Coverage of Intervention
The third aspect of the impact fraction model focuses on coverage, which relates to the number of people within a specific group of interest (i.e. the target population) whom an intervention addresses and the proportion of these individuals for whom the intervention can be or is actualized in a way that promotes desired outcomes (e.g. health promotion or illness prevention). Coverage, as it is used in this context, therefore describes the extent of an intervention’s applicability, uptake, or use by the members of a specific community, not its uptake, use, or application within the general population. Herein, examinations of coverage query how many PHAs who know their serostatus are aware of their local HIV-related criminal laws which mandate serostatus disclosure.
To answer this question, a few sources of information can be drawn from.
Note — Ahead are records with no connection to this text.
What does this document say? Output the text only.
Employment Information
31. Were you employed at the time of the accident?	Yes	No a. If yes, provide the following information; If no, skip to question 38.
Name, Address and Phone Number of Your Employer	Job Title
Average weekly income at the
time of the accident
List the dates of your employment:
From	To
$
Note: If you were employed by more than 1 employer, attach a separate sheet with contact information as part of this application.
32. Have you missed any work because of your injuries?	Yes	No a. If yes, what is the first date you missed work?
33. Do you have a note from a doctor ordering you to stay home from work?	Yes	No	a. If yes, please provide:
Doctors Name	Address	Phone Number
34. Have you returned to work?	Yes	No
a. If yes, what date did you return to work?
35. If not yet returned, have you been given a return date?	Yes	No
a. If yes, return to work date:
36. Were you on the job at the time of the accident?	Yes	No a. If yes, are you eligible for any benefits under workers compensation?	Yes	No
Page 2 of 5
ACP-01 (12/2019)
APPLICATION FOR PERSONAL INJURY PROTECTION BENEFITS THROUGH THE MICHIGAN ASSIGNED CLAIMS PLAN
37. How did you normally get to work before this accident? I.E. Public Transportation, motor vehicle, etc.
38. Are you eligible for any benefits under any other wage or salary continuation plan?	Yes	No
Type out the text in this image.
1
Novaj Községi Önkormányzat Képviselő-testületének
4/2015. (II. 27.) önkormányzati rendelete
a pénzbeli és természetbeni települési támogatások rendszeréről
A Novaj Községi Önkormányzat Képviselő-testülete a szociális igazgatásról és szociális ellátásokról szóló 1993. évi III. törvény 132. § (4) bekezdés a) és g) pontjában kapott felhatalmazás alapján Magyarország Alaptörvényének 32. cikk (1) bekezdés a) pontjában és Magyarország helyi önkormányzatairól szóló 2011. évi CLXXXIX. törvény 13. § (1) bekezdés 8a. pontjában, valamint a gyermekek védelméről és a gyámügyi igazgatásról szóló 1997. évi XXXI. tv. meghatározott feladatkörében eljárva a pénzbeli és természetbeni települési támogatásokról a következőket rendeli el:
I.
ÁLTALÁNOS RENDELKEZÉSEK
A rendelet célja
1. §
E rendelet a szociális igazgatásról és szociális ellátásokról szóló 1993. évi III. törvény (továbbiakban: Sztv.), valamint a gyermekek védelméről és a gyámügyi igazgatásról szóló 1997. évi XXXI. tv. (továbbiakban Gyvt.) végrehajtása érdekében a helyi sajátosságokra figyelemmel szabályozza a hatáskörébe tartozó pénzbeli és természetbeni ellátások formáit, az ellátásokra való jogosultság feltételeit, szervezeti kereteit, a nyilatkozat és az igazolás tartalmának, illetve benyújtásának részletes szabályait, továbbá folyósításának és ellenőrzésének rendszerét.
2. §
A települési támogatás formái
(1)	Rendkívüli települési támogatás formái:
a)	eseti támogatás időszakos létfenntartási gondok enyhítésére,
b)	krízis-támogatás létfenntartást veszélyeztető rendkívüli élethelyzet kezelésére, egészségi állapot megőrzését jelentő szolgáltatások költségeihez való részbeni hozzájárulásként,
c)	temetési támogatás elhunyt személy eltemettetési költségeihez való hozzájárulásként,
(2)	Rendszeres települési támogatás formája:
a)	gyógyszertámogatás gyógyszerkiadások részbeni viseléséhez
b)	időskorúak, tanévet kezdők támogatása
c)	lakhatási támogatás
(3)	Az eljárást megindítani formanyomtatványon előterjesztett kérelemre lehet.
The first is an empirical study by Galletly et al. (
2009) which sought to determine the proportion of diagnosed PHAs who were aware of their jurisdictional serostatus disclosure laws in one unidentified US state. This study involved 384 PHAs, of which 63.9% were male, 54.3% black and 54.3% men who had sex with both men and women. The findings of this study revealed that most participants (76%) were aware of relevant laws, but that 19.3% of the study sample were nevertheless unaware whether serostatus disclosure laws existed, and 4.7% believed that no such laws existed in their state. Based on these findings, Galletly et al. (
2009) concluded that comprehension of these laws was “generally good” within their study sample and that this was likely due to diagnosed PHAs receiving information about these laws from a variety of sources: HIV support groups, AIDS service organizations, health care professionals, public health departments, general media, and so forth (p. 1265). As indicated by this study, coverage, if measured in relation to knowledge about HIV disclosure laws, appears to be high.
A qualitative study by Adam et al. (
2008), meanwhile, explored in greater detail the interpretation and meaning of serostatus disclosure laws for 34 men living with HIV in Canada (Toronto, Ontario, specifically). The results of this study identified “ambiguity and uncertainty” among the participants regarding the meaning and significance of Canadian serostatus disclosure laws in real-life (p. 159). Thus, whilst the participants appeared to be generally aware of the
R. v. Cuerrier precedent, they were neither in agreement about whether it was beneficial nor were they clearly able to surmount some of the “practical dilemmas” which are associated with this criminal law (p.160). This second study, when considered in hand with the findings of Galletly et al. (
2009), suggests that although survey-based data collection about serostatus disclosure laws reveal a high degree of awareness, in-depth qualitative-based discussions highlight many shortcomings in PHAs' actual understandings of these laws, e.g. what they mean in and as part of real life, day-to-day sexual interactions and person-to-person communication. Nevertheless, both studies did demonstrate a relatively high degree of coverage: Most participants were aware of local laws which mandate serostatus disclosure in particular situations.